放置した者勝ちを許さない法整備が必要
こうした場合、弁護士など法律家に相談し、内容証明郵便の返信がなかった時点で相手が所有権を放棄したとして、所有者のいない動産の所有権を法的に取得する(民法第239条の「無主物先占」)方法がひとつ。
または、(被告不在のまま)裁判所に訴えて、当該車両の撤去・土地明渡と損害賠償を求めて、訴訟を提起し、判決後、さらに裁判所に強制執行の申立をし、裁判所の許可を得て撤去する方法もある。
いずれも弁護士費用や撤去費用などをクルマの所有者から回収できない可能性が大なので、非常に頭の痛い問題だ。

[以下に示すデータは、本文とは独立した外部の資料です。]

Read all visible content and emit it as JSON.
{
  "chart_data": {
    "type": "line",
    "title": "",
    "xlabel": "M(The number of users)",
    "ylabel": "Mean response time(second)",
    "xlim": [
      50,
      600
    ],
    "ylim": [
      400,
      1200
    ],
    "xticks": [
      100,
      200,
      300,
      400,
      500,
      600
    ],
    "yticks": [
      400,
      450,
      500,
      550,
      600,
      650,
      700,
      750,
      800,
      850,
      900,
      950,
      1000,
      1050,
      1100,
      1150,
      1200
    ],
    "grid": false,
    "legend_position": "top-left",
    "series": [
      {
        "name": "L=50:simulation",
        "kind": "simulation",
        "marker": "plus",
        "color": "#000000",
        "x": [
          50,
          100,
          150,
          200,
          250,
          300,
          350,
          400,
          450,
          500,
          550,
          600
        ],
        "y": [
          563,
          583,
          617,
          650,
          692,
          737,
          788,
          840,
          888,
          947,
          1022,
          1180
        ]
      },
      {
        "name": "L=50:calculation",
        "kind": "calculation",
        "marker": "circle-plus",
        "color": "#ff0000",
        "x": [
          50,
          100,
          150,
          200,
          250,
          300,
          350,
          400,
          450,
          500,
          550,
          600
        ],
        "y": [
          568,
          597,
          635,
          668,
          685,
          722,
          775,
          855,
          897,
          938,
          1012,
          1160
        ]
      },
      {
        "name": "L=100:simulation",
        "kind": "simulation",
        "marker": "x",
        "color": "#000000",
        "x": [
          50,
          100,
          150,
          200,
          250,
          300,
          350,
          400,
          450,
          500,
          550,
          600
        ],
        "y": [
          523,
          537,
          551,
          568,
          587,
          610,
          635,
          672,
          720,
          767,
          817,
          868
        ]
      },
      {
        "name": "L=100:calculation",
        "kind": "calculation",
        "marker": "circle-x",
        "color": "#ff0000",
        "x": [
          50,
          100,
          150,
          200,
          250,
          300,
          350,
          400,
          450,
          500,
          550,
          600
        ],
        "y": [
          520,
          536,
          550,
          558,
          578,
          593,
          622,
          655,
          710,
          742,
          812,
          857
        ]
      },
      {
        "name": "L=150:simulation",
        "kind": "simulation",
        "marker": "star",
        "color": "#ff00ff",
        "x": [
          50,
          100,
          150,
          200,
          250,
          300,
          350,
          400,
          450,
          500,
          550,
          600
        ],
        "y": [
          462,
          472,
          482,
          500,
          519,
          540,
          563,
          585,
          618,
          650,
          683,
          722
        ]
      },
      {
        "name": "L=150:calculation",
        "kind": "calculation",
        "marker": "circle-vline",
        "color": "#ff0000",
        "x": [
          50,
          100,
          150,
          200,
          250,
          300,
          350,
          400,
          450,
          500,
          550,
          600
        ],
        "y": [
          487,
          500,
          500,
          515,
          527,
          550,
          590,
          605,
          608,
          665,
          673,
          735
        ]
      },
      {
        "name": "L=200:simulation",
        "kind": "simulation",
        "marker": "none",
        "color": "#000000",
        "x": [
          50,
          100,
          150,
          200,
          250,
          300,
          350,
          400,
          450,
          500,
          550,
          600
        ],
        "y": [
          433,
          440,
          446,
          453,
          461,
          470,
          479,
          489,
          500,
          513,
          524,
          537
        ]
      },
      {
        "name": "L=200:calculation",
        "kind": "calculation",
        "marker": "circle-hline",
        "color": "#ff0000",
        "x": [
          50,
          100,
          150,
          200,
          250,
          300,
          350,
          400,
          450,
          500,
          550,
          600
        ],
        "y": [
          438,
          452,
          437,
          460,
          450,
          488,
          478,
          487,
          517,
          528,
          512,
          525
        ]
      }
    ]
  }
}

ただし、成田国際空港株式会社では、平成19年10月に駐車場の管理規程を改定。
「期限を定めて車両の引取りの催告をしたにもかかわらず、その期限内に引取りがなされないときは、催告をした日から3カ月を経過した後、利用者に通知し又は駐車場において掲示して予告した上で、公正な第三者を立ち会わせて車両の売却、廃棄その他の処分をすることができる」とし、「車両を処分した場合は、駐車料金並びに車両の保管、移動及び処分のために要した費用から処分によって生じる収入があればこれを控除し、不足があるときは利用者に対してその支払いを請求し、残額があるときはこれを利用者に返還するものとする」と定めている。
そして上記の189台の放置車両のうち、63台は廃棄処分となった……。
他の空港も放置車両対策に本腰を入れて取り組みはじめ、取り締まりを強化することで、放置車両は減りつつあるが、いずれにせよ空港、そして他の利用者にも迷惑と負担をかけることになるので、法改正を含め、放置した人物が「乗り捨てたもの勝ち」にならないよう、対策していく必要があるだろう。